When combining values from multiple records (i.e. either the Select and complete best record or Merge best values processing method was chosen), we strongly recommend that your harmonization rules are applied to column groups instead of individual columns.

For example, you wouldn't want to use Address Line 1 column from one record and Address Line 2 from another as they could represent two entirely separate addresses.

Instead, you'd group all the address columns together and apply business rules to the group in order to find the best overall address.
Similarly, you may want to group columns such as {Latitude and Longitude}, and {DOBYear, DOBMonth, DOBDay}.

Create a Column Group

To create a column group, click Additional options in the Harmonize duplicates step then click New group.

There are two ways to specify which columns will be added to the group:

  • Column List: pick the individual columns by column name (click Edit);
  • Data Tag: select all columns with the required tag.

The column group allows you to choose any of the value priority types to apply to all columns in the group together.
You will often want to apply different priority types to different column groups (for example you might favor using mailing addresses from your e-commerce delivery system, but email addresses from a social media system).

All columns not targeted by a column group will be processed by the default processing behavior as defined in the Harmonize duplicates step.

Record Priority

Harmonization models can be applied to each column group and are selected from the record priority setting.

When configuring column groups, you are able to select one of the 'smart' models for the record priority.

These models utilize neural networks for value comparisons, each having been trained for distinct intended applications.

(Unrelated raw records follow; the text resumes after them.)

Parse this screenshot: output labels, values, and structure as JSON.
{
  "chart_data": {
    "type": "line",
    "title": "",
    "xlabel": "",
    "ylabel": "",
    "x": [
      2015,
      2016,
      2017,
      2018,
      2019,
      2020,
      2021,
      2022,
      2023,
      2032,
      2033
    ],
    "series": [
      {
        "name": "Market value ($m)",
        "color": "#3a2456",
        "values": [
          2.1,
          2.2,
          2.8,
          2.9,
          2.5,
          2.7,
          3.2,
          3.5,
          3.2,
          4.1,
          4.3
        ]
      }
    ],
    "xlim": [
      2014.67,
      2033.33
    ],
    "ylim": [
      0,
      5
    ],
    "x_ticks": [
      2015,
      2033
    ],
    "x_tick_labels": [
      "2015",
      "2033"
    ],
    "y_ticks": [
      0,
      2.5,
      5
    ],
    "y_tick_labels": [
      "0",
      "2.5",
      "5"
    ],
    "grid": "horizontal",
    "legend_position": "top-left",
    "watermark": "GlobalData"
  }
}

String similarity model (beta)

A Smart Harmonize model which is applicable to generic string types such as names; attempts to select the ideal cluster value using length, Jaro-Winkler and Soundex comparisons.

Formats model (beta)

A Smart Harmonize model which is applicable to columns with few desirable formats; attempts to select the most appropriate cluster value given strict and simplified format distributions within its column.

Values model (beta)

A Smart Harmonize model which is applicable to columns with few desirable values; attempts to select the most appropriate cluster value given the distribution of the value and its format within its column.

Overlapping groups

Each column can only be processed once but could be targeted by multiple column groups (e.g. if it has multiple data tags applied). In this case, the priority is given to the first column group in the list, and that column will be ignored by any subsequent column groups.

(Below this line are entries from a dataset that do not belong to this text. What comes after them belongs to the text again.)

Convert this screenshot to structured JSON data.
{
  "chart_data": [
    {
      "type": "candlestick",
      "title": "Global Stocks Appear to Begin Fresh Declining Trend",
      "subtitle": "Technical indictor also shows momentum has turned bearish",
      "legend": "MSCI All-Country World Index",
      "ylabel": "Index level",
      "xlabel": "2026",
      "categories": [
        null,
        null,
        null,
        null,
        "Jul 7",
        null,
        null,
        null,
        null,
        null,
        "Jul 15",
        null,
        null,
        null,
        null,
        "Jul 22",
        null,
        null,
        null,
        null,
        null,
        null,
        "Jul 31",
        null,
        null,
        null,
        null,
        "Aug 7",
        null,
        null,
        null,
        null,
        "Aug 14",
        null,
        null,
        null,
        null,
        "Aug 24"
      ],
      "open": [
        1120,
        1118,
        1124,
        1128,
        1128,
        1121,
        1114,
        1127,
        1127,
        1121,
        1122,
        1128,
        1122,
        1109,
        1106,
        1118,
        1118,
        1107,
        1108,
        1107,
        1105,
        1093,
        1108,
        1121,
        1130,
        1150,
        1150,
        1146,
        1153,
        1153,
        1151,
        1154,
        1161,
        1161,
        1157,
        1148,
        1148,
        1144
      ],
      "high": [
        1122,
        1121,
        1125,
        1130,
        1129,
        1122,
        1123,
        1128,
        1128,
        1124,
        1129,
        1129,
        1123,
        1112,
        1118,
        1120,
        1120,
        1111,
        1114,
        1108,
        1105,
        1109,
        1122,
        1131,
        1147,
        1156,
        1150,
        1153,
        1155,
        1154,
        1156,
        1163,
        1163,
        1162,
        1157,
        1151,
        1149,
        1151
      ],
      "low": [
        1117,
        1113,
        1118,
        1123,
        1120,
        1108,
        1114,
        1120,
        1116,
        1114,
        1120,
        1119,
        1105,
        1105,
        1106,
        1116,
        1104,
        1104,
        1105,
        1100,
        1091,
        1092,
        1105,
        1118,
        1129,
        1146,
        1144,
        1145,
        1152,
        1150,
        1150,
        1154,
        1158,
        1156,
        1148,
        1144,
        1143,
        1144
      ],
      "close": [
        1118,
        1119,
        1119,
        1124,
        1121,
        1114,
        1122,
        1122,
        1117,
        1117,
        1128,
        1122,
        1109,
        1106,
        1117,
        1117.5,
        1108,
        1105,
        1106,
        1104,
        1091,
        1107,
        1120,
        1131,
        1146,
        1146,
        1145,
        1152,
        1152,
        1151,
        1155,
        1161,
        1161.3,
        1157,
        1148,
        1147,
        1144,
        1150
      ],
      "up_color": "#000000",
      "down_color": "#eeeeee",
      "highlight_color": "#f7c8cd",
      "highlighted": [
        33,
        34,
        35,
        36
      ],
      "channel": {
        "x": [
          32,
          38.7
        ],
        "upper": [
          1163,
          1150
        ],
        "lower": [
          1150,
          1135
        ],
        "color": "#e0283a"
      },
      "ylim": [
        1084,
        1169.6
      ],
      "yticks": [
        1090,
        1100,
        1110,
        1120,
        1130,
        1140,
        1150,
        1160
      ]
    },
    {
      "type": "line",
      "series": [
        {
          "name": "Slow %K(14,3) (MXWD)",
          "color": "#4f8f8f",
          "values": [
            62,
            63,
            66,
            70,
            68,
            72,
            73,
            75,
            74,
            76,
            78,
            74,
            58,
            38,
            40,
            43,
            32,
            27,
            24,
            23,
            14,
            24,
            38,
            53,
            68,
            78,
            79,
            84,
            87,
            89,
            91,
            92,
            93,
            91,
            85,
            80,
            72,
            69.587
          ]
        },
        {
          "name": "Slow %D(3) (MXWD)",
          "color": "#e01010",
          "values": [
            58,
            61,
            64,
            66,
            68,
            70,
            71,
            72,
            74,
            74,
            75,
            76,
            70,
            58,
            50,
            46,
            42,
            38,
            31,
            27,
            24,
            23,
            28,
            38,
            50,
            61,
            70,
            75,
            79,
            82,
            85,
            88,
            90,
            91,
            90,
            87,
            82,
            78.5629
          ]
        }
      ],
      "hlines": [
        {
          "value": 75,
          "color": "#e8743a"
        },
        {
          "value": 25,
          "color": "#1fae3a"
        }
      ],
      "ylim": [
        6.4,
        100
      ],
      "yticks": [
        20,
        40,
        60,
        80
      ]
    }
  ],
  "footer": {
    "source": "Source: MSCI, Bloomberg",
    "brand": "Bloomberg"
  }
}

To make this more obvious, each column group has a list of Affected columns containing the names of all columns targeted by this group. If any columns in this list are also targeted by any column groups higher up the list, then they are shown to be crossed-out because they will be ignored in this instance.

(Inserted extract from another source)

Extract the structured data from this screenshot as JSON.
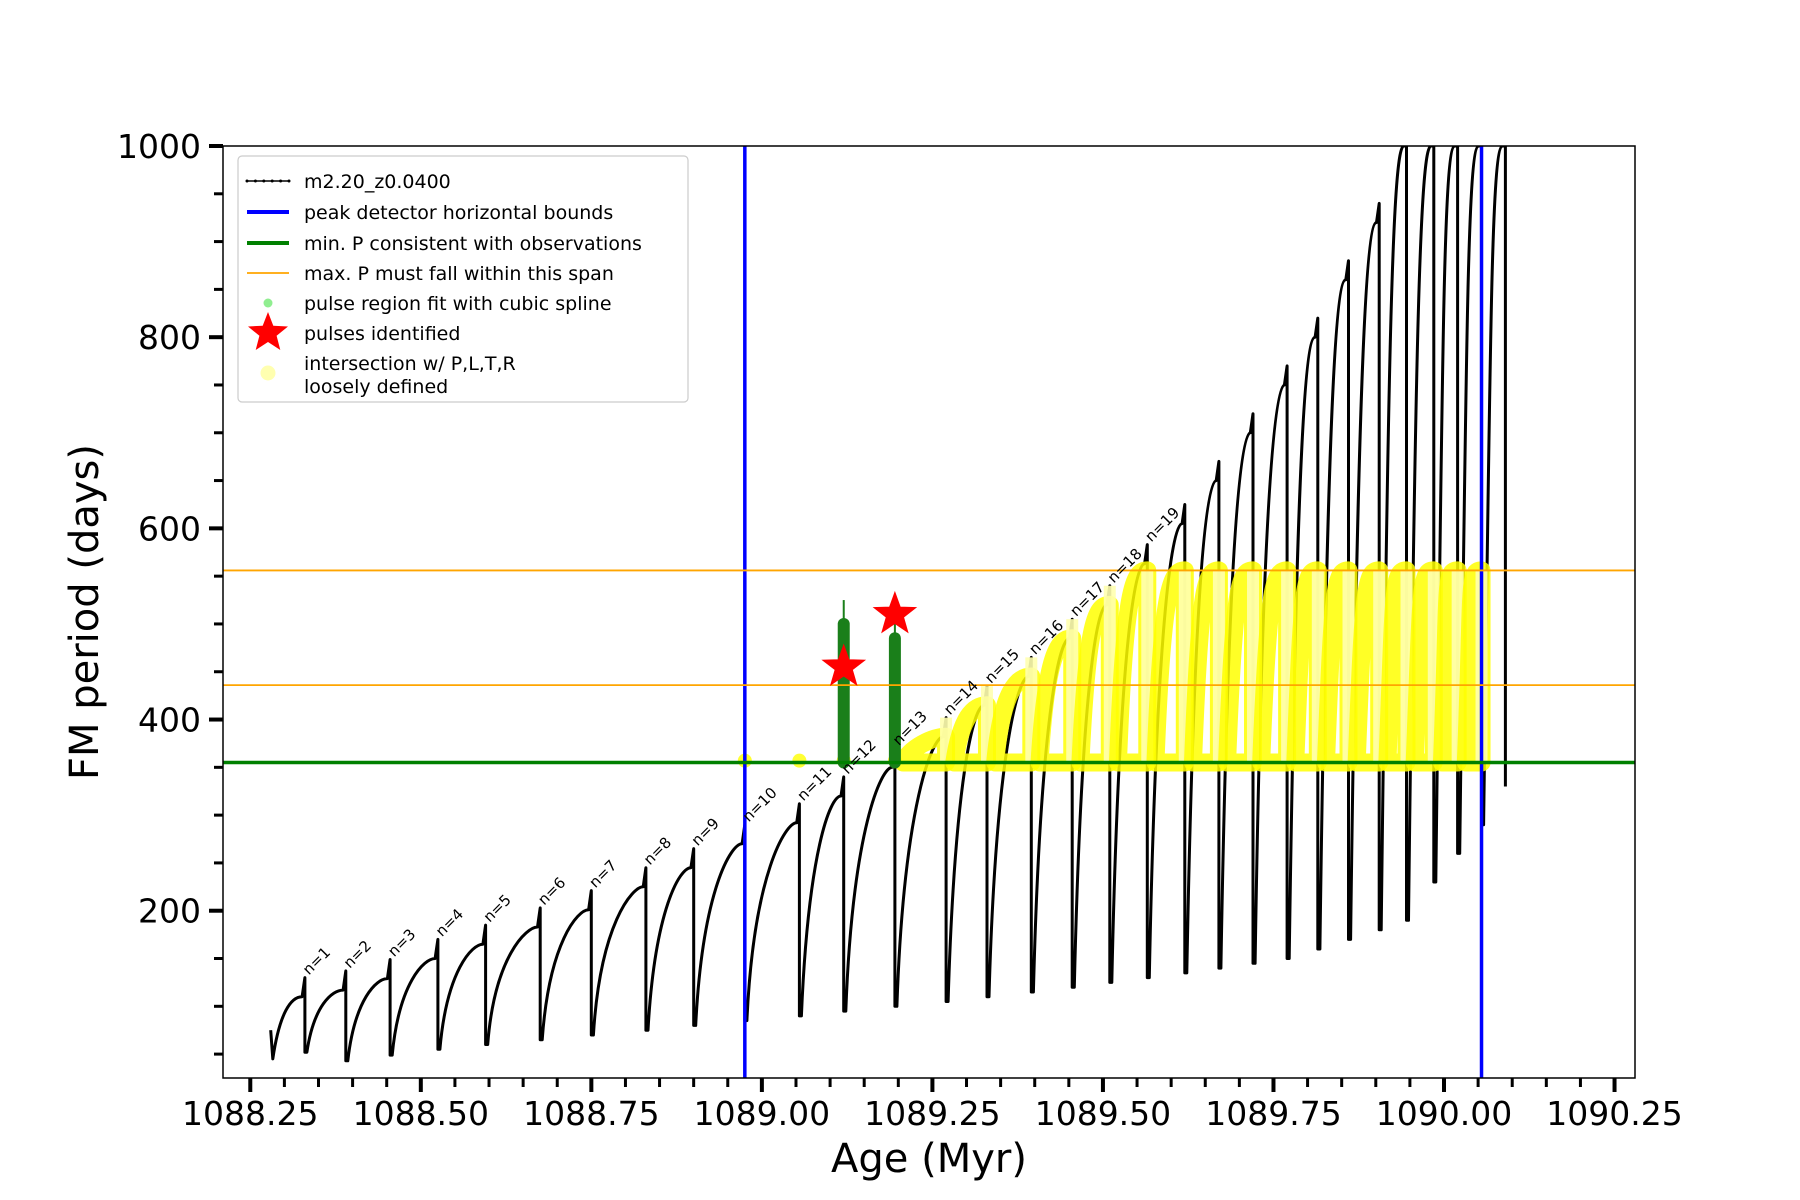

If you have more than one column group, you can move the groups up/down in the list to change the order they will be processed in.

Ignoring incorrect values

In some cases, it's possible to exclude low quality/incorrect values from the harmonization results. If you specify a Filter column for a column group, then only the records that contain the Filter value in this column will be considered.

For example, you may have an email column in your data but want to make sure that no invalid emails make it into your 'surviving' record.

To achieve this

  1. Create a column that dictates whether the email is valid or not (see the Validate emails step).
  2. Create a column group containing just the 'Email'
  3. Set the 'Is Valid Email' column as the filter column, and the filter value would be true.

The resulting harmonization would ignore any values from the 'Email' column where the 'Is Valid Email' column does not contain true, so all emails in the output are valid.

This is used in situations where you would rather have no email address than an invalid one.
Filter columns are applied before the prioritization process takes place (so, for example, the 'most common' priority rule would only count occurrences of valid emails, and ignore all invalid emails).

Another situation where Filter Columns are useful is where a source system outputs an 'inactive' or 'do not use' flag against legacy or outdated records, where you may want to avoid using such data in some or all fields.

If you want to apply more complex criteria when deciding which values should be ignored by harmonization, it's often easiest to add a Transform step earlier in the workflow, to output a new column indicating whether or not each value should be considered.